Friday, February 27, 2015

Facts + Poetry = Creative Nonfiction

In this series of Teaching Author posts, we’re discussing the areas of overlap between fiction and nonfiction. Today, I’m thinking about creative nonfiction.

What is Creative Nonfiction? According to Lee Gutkind (known as the “Father of Creative Nonfiction”), “The words ‘creative’ and ‘nonfiction’ describe the form. The word ‘creative’ refers to the use of literary craft, the techniques fiction writers, playwrights, and poets employ to present nonfiction—factually accurate prose about real people and events—in a compelling, vivid, dramatic manner. The goal is to make nonfiction stories read like fiction so that your readers are as enthralled by fact as they are by fantasy.”

One critical point about writing creative nonfiction is that creativity does not apply to the facts. Authors cannot invent dialog, combine characters, fiddle with time lines, or in any other way divert from the truth and still call it nonfiction. The creative part applies only to the way factual information is presented.

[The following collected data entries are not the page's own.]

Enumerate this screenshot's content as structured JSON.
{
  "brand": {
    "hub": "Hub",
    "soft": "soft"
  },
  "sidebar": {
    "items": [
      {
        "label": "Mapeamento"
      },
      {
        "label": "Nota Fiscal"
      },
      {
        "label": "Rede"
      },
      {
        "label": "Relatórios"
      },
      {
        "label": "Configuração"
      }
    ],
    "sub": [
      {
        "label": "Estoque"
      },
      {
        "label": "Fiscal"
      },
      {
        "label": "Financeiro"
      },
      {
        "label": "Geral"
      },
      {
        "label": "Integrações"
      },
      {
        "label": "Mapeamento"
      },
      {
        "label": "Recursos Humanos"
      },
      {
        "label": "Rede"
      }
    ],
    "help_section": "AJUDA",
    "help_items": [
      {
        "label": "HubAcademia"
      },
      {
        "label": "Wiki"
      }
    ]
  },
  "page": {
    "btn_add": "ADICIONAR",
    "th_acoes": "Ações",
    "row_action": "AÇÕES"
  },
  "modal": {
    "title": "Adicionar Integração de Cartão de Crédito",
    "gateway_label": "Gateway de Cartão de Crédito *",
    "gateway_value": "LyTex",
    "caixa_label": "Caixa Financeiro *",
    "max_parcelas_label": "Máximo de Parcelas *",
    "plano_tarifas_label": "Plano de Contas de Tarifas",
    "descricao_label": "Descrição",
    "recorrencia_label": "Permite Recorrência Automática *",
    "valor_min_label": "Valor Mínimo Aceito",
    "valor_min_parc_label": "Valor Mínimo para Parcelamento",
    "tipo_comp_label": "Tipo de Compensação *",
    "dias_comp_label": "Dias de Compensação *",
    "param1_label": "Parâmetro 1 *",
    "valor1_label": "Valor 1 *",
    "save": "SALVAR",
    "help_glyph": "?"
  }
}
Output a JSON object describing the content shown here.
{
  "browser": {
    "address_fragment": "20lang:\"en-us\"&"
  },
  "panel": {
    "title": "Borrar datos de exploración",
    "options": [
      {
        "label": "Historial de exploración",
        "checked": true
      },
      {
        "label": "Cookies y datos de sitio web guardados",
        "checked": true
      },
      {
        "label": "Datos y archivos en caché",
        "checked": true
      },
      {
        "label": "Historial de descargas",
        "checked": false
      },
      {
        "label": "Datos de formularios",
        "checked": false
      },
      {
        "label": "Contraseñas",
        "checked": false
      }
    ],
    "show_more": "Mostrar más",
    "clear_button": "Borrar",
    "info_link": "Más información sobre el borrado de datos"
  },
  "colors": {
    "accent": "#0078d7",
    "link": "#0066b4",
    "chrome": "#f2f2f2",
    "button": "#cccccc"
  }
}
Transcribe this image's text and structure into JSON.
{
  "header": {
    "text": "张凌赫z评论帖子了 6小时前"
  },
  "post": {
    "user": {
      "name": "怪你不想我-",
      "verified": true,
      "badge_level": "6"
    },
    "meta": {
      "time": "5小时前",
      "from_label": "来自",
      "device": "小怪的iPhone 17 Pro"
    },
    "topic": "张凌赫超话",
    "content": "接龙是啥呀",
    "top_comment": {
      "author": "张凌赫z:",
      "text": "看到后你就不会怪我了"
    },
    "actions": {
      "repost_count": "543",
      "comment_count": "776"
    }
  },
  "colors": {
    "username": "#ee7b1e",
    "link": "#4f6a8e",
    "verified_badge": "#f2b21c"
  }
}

One way to present nonfiction in a compelling, vivid manner is to take advantage of the techniques of poetry. When I wrote the nonfiction picture book Flip, Float, Fly: Seeds on the Move (gorgeously illustrated by Pam Paparone), I made a conscious effort to use imagery, alliteration, repetition, and onomatopoeia while explaining how seeds get around. When she called with the good news, the editor called it a perfect blend of nonfiction and poetry. Yippee, right?

Fiona Bayrock’s “Eleven Tips for Writing Successful Nonfiction for Kids” lists more helpful and age-appropriate methods for grabbing kids’ attention, starting with “Tap into your Ew!, Phew!, and Cool!”

Marcie Flinchum Atkins has compiled a helpful list of ten Nonfiction Poetic Picture Books. She points out that these excellent books (including some by Teaching Authors friends April Pulley Sayre, Laura Purdie Salas, and Lola Schaefer) can be used in classrooms to teach good writing skills. We can all learn from such wonderful examples!

Heidi Mordhorst has this week’s Poetry Friday Roundup at My Juicy Little Universe. Enjoy!

JoAnn Early Macken


Bobbi Miller said...

I love this discussion, JoAnn! Almost as much as I love your books! Very nice!

Carmela Martino said...

Thanks for this clear, concise explanation of Creative Nonfiction, JA, and the helpful links!

JoAnn Early Macken said...

Thank you, Bobbi! You're welcome, Marti! You guys are so kind!

Linda B said...

This is very helpful, JoAnn. I participated in the PB10for10 & there were many books that are worth a look for 'creative non-fiction'. I like the tip list, too. Thanks for sharing all the info.

GatheringBooks said...

Love the way that creative nonfiction is highlighted here this week. Thanks for all the helpful links too!

Heidi Mordhorst said...

What a great little recast of things I already knew but hadn't properly considered! This idea enriches my own concept of poet as scientist--perfect timing for my kindergarteners' study of turtles.
Thanks, JoAnn!

My own favorite creative nonfiction is Pumpkin Circle by George Levenson.

JoAnn Early Macken said...

I'm so glad to hear this post was helpful! Heidi, the thought of kindergartners studying turtles makes me happy! I'll look up Pumpkin Circle.

Irene Latham said...

Thank you so much for the checklist... poetic nonfiction is enchanted reading, isn't it?

JoAnn Early Macken said...

Irene, yes, and the writing process is enchanting, too!

Carla Killough McClafferty said...

Great post. And excellent way to approach nonfiction.